А между тем девочка росла среди этих неприятностей и борьбы, которые вводили ее в жизнь, и росла задумчивая, серьезная, молчаливая. Ее девическая, почти детская красота приобретала от этого грустного, задумчивого выражения дивную, необычайную прелесть, которая редко кому дается в расцвете. В ней было что-то внушающее уважение, какая-то симпатия, привлекающая к этому идеалу сироты.
Бабинская, которая привыкла ворчать на нее с самого начала, диктовать ей и всегда обращаться как с ребенком, не догадывалась даже, что Люся из ребенка превратилась в рано созревшее существо. Людвика говорила мало, коротко, а мыслей своих не привыкла высказывать тетке.
Она достигала пятнадцатилетнего возраста, и красота ее была в полном блеске, а Мартиньян, домашнее воспитание которого окончилось, пожирал ее глазами. Бабинская начала сильно бояться опасности, о которой догадывалась. Однажды вечером последняя и трудом могла удалить сына от пялец сиротки, к которым он подходил словно невольно. На другой же день, утром, она позвала мужа в сад. Добряк покорно поспешил за нею, как и всегда стараясь быть к услугам своей "милочки".
Когда они порядочно отошли от крыльца, на котором осталась одна Люси, пани Бабинская схватила мужа за руки и, обернувшись к нему, сказала:
— Скажи мне, пожалуйста, что мне делать с этой девочкой?
— С какой девочкой? — спросил наивно муж. — Что такое?
— С вашей любезной Людвикой — этой иезуиткой, лицемеркой, — сказала Бабинская, — потому что это на вид тихое, покорное, доброе, послушное создание, в сущности, опаснейшее существо в мире. Что же мне с нею делать? Как будто я взяла ее для того, чтоб не иметь в доме ни минуты спокойствия. Отдать? Но кому, куда? Кто возьмет ее? А выгнать невозможно.
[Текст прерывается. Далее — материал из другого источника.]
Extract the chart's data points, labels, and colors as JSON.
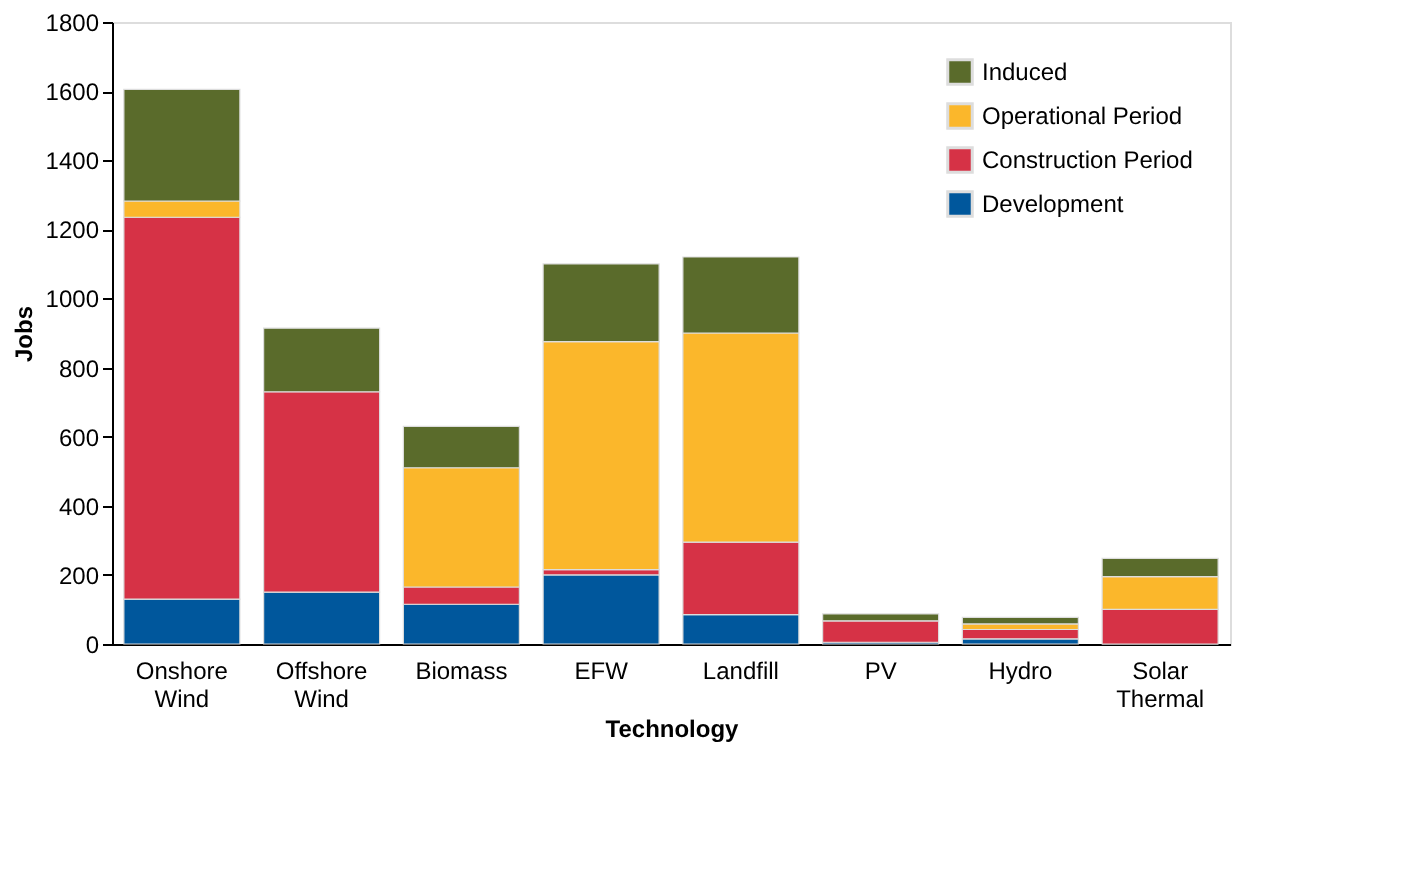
{
  "chart_data": {
    "type": "bar",
    "stacked": true,
    "xlabel": "Technology",
    "ylabel": "Jobs",
    "categories": [
      "Onshore Wind",
      "Offshore Wind",
      "Biomass",
      "EFW",
      "Landfill",
      "PV",
      "Hydro",
      "Solar Thermal"
    ],
    "series": [
      {
        "name": "Development",
        "color": "#00579c",
        "values": [
          130,
          150,
          115,
          200,
          85,
          5,
          15,
          0
        ]
      },
      {
        "name": "Construction Period",
        "color": "#d63246",
        "values": [
          1105,
          580,
          50,
          15,
          210,
          62,
          27,
          100
        ]
      },
      {
        "name": "Operational Period",
        "color": "#fbb72b",
        "values": [
          47,
          0,
          345,
          660,
          605,
          null,
          16,
          95
        ]
      },
      {
        "name": "Induced",
        "color": "#5a6b2b",
        "values": [
          323,
          184,
          120,
          225,
          220,
          20,
          19,
          53
        ]
      }
    ],
    "ylim": [
      0,
      1800
    ],
    "yticks": [
      0,
      200,
      400,
      600,
      800,
      1000,
      1200,
      1400,
      1600,
      1800
    ],
    "grid": false,
    "legend": "top right"
  }
}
— Что ж она сделала? — спросил муж спокойно.
— Ничего, и что же бы она сделала? Я была бы несчастна, если б она что-нибудь вздумала. Но и ухитрись же поймать ее на чем-нибудь! Удивительно тонкая штучка. Ты ничего не знаешь, не видишь, — ты слеп.
— Слеп, милочка, известно плохо вижу, — отвечал Бабинский, кашляя и сплевывая.
— Она рассчитывает на Мартиньяна. Этот глупый мальчик…
— А разве он глуп? — прервал Бабинский. — Одумайся, милочка, разве Мартиньян глуп!
— В этом случае глуп и глуп, потому что влюблен в нее… Я это вижу — девчонка ловко сводит его с ума, и знаешь каким образом? Она словно отталкивает его, не посмотрит, не заговорит по-людски с ним, играет комедию, представляет из себя богиню, героиню, становится таинственной, загадочной, а у мальчика кружится голова.
Бабинский пожал плечами.
— Позволь же и мне сказать слово, милочка, — отозвался он, обдумывая ответ. — А что же ей, милочка, делать? Если б она смотрела на него, разговаривала с ним, улыбалась ему, то я, глупец, обвинил бы ее, что она сводит его с ума, а теперь, милочка, ты сердишься на нее. Что же ей делать?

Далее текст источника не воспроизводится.